Thursday October 27, 2016

It started snowing early this morning. First snow of the season. Cold day outside.  After a long day at work, what better way to unwind than listening to KENNY DORHAM (trumpet), in the good company of Hank Mobley (tenor sax), Kenny Drew (piano), Paul Chambers (bass) and Philly Joe Jones (drums)?

Born McKinley Howard Dorham in Fairfield, Texas on August 30, 1924, Kenny D. was a self-taught musician who played the trumpet and piano. His music making was masterful, at par with the better-known trumpeters like Lee Morgan, Freddie Hubbard and Donald Byrd.

Tonight, I chose WHISTLE STOP (BN ST-84063), Dorham’s first Blue Note recording as a leader, originally released in 1961.  First, the music:

Selections:

1. Philly Twist

2. Buffalo

3. Sunset

4. Whistle Stop

5. Sunrise in Mexico

6. Windmill

7. Dorham's Epitaph

Regardless of format or vinyl reissue I have listened to, Whistle Stop is always beautiful top tier bluesy hard-bop. All seven cuts are original compositions by Kenny Dorham.

At the time of the recording, Dorham and Mobley had already played together in the Jazz Messengers and, later, in Max Roach’s band (after the death of Clifford Brown in 1956.) The two men’s musical partnership and conversation comes through their horns with joyful confidence. 

Kenny Drew unobtrusively comps along and offers lovely piano solos. Paul Chambers and Philly Joe Jones, who were part of the Miles Davis Quintet that gave us Kind of Blue, propel the proceedings with power and unwavering rhythm. Of course, Drew, Chambers and Jones were the rhythm section on John Coltrane’s Blue Train (Blue Note BLP 1577).

All the pieces on Whistle Stop are very enjoyable indeed. However, to my ears, Sunrise in Mexico tops them, perhaps because of Chambers’ steady, walking bass and Drew’s delicious melodies.

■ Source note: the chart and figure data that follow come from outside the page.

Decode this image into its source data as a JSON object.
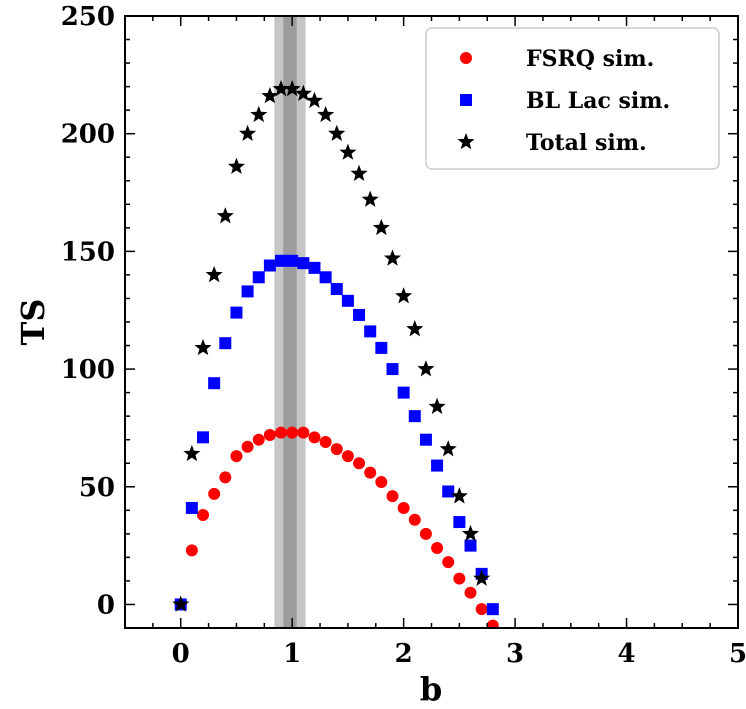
{
  "chart_data": {
    "type": "scatter",
    "xlabel": "b",
    "ylabel": "TS",
    "xlim": [
      -0.5,
      5
    ],
    "ylim": [
      -10,
      250
    ],
    "xticks": [
      0,
      1,
      2,
      3,
      4,
      5
    ],
    "yticks": [
      0,
      50,
      100,
      150,
      200,
      250
    ],
    "legend_position": "upper-right",
    "x": [
      0.0,
      0.1,
      0.2,
      0.3,
      0.4,
      0.5,
      0.6,
      0.7,
      0.8,
      0.9,
      1.0,
      1.1,
      1.2,
      1.3,
      1.4,
      1.5,
      1.6,
      1.7,
      1.8,
      1.9,
      2.0,
      2.1,
      2.2,
      2.3,
      2.4,
      2.5,
      2.6,
      2.7,
      2.8
    ],
    "series": [
      {
        "name": "FSRQ sim.",
        "marker": "circle",
        "color": "#ff0000",
        "values": [
          0,
          23,
          38,
          47,
          54,
          63,
          67,
          70,
          72,
          73,
          73,
          73,
          71,
          69,
          66,
          63,
          60,
          56,
          52,
          46,
          41,
          36,
          30,
          24,
          18,
          11,
          5,
          -2,
          -9
        ]
      },
      {
        "name": "BL Lac sim.",
        "marker": "square",
        "color": "#0000ff",
        "values": [
          0,
          41,
          71,
          94,
          111,
          124,
          133,
          139,
          144,
          146,
          146,
          145,
          143,
          139,
          134,
          129,
          123,
          116,
          109,
          100,
          90,
          80,
          70,
          59,
          48,
          35,
          25,
          13,
          -2
        ]
      },
      {
        "name": "Total sim.",
        "marker": "star",
        "color": "#000000",
        "values": [
          0,
          64,
          109,
          140,
          165,
          186,
          200,
          208,
          216,
          219,
          219,
          217,
          214,
          208,
          200,
          192,
          183,
          172,
          160,
          147,
          131,
          117,
          100,
          84,
          66,
          46,
          30,
          11,
          null
        ]
      }
    ],
    "band": {
      "center": 0.98,
      "outer_halfwidth": 0.14,
      "inner_halfwidth": 0.06,
      "color": "#808080"
    }
  }
}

Now, the sound: Reissued as a numbered and limited edition of 2500 copies, the Analogue Productions edition was mastered by the celebrated Kevin Gray & Steve Hoffman at AcousTech, using original master tapes. Pressed on two 180g Virgin Vinyl LPs by Record Technology, Incorporated (RTI) in Camarillo, California, these 45 RPM records sound very good indeed, certainly much better than the CD (RVG series) version and downloads that I have heard. 

I have not listened to the Classic Records (2009) or the Japanese re-issues. I have certainly not listened to the original version from 1961.

What I also listened to tonight was a mint review copy of the upcoming 33 1/3 RPM reissue that Ron Rambach, owner of Music Matters Jazz, gave me when I visited him in Oxnard, California on Friday October 21, 2016.  The sound that emanates from this 180g virgin vinyl pressing! The musical revelation! This sounds clearer and more dynamic than the Analogue Productions set, with all instruments very distinct and yet together.

On “Buffalo”, one hears Chambers’ bass with a clarity that surpasses that on other reissues. The great blues playing sounds very fresh.  Mobley’s majestic, swinging, flawless and guttural tenor is in the big Texan mode.

Dorham’s trumpet has a fatness that recalls Clifford Brown.

This is essential Jazz music, presented by an outstanding unit led by a trumpeter who was not given the accolades he rightly deserved during his life. His premature death from kidney failure on December 5, 1972 robbed us of one of the most talented players and innovators. 

That Dorham died 10 months after Lee Morgan, another great Jazz trumpeter, was murdered by his wife was a double tragedy.  Fortunately, their music lives on, thanks to the work of those who recorded, preserved and reissued their work with meticulous attention to detail.